Le cadmium serait cancérogène
Faisant partie des métaux lourds comme le plomb ou le mercure, le cadmium est classé par l’OMS (Organisation mondiale de la santé) comme « cancérogène ». Mais c’est comme tout : cela dépend des doses ingérées. Selon le Centre Léon Bérard à Lyon, spécialisé dans la lutte contre le cancer, les effets diffèrent selon le mode d’exposition :
- Par inhalation : un lien évident a été établi entre l’exposition chronique au cadmium et l’apparition du cancer de l’appareil respiratoire ou de la thyroïde. Le cancer bronchitique par exemple se retrouve chez les ouvriers de certaines industries (voir plus bas), suite à l’inhalation prolongée de poussières ou de fumées de cadmium.

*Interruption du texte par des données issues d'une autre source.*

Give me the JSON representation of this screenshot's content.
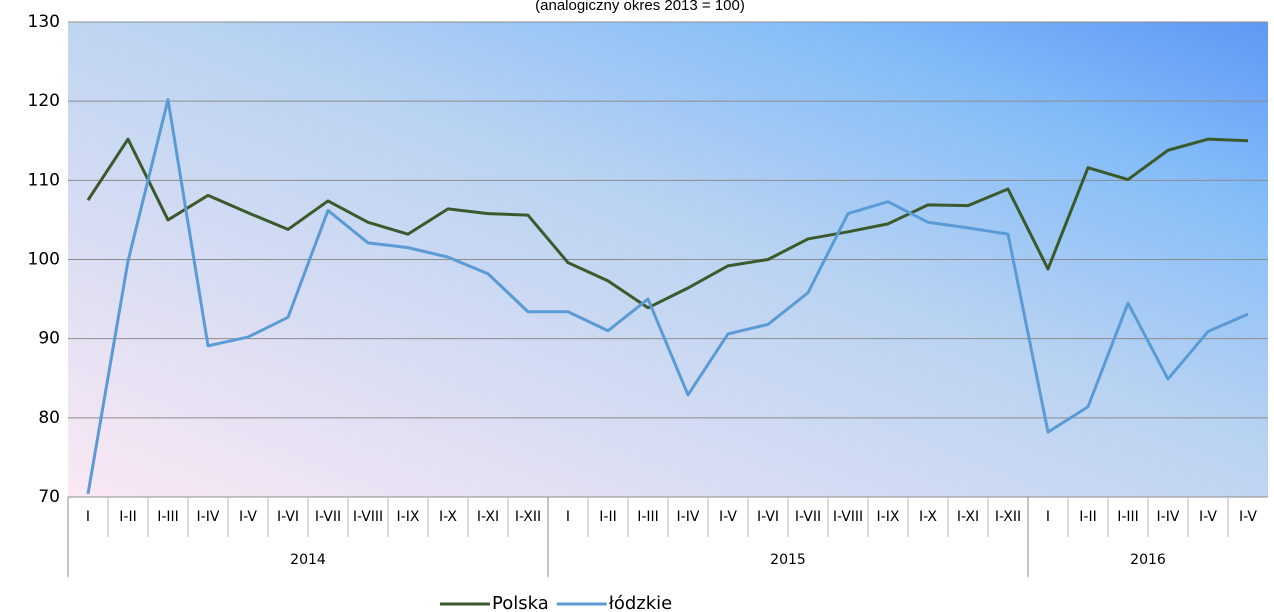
{
  "chart_data": {
    "type": "line",
    "subtitle": "(analogiczny okres 2013 = 100)",
    "categories": [
      "I",
      "I-II",
      "I-III",
      "I-IV",
      "I-V",
      "I-VI",
      "I-VII",
      "I-VIII",
      "I-IX",
      "I-X",
      "I-XI",
      "I-XII",
      "I",
      "I-II",
      "I-III",
      "I-IV",
      "I-V",
      "I-VI",
      "I-VII",
      "I-VIII",
      "I-IX",
      "I-X",
      "I-XI",
      "I-XII",
      "I",
      "I-II",
      "I-III",
      "I-IV",
      "I-V",
      "I-V"
    ],
    "groups": [
      {
        "label": "2014",
        "size": 12
      },
      {
        "label": "2015",
        "size": 12
      },
      {
        "label": "2016",
        "size": 6
      }
    ],
    "series": [
      {
        "name": "Polska",
        "color": "#3b5a2c",
        "values": [
          107.5,
          115.2,
          105.0,
          108.1,
          105.9,
          103.8,
          107.4,
          104.7,
          103.2,
          106.4,
          105.8,
          105.6,
          99.6,
          97.3,
          93.9,
          96.4,
          99.2,
          100.0,
          102.6,
          103.5,
          104.5,
          106.9,
          106.8,
          108.9,
          98.8,
          111.6,
          110.1,
          113.8,
          115.2,
          115.0
        ]
      },
      {
        "name": "łódzkie",
        "color": "#5b9bd5",
        "values": [
          70.4,
          99.8,
          120.2,
          89.1,
          90.2,
          92.7,
          106.2,
          102.1,
          101.5,
          100.3,
          98.2,
          93.4,
          93.4,
          91.0,
          95.0,
          82.9,
          90.6,
          91.8,
          95.8,
          105.8,
          107.3,
          104.7,
          104.0,
          103.2,
          78.2,
          81.4,
          94.5,
          84.9,
          90.9,
          93.1
        ]
      }
    ],
    "ylim": [
      70,
      130
    ],
    "yticks": [
      70,
      80,
      90,
      100,
      110,
      120,
      130
    ],
    "grid": true,
    "legend": "bottom"
  }
}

- Par voie orale : la population générale est principalement exposée par ingestion de fruits de mer et de légumes (riz, pomme de terre, végétaux à feuilles vertes…). Il peut être responsable de cancer de la prostate, des reins ou de l’endomètre. Le cadmium se retrouve également dans l’eau potable où il ne doit pas dépasser la dose de 3 à 5 µg par litre.
Les deux principales conséquences d’un excès de cadmium dans le corps humain sont donc la fragilité osseuse, et le développement de certains cancers. L’exposition à long terme peut également provoquer des insuffisances rénales, des troubles de la reproduction, et peut influer sur le foie, le sang et le système immunitaire.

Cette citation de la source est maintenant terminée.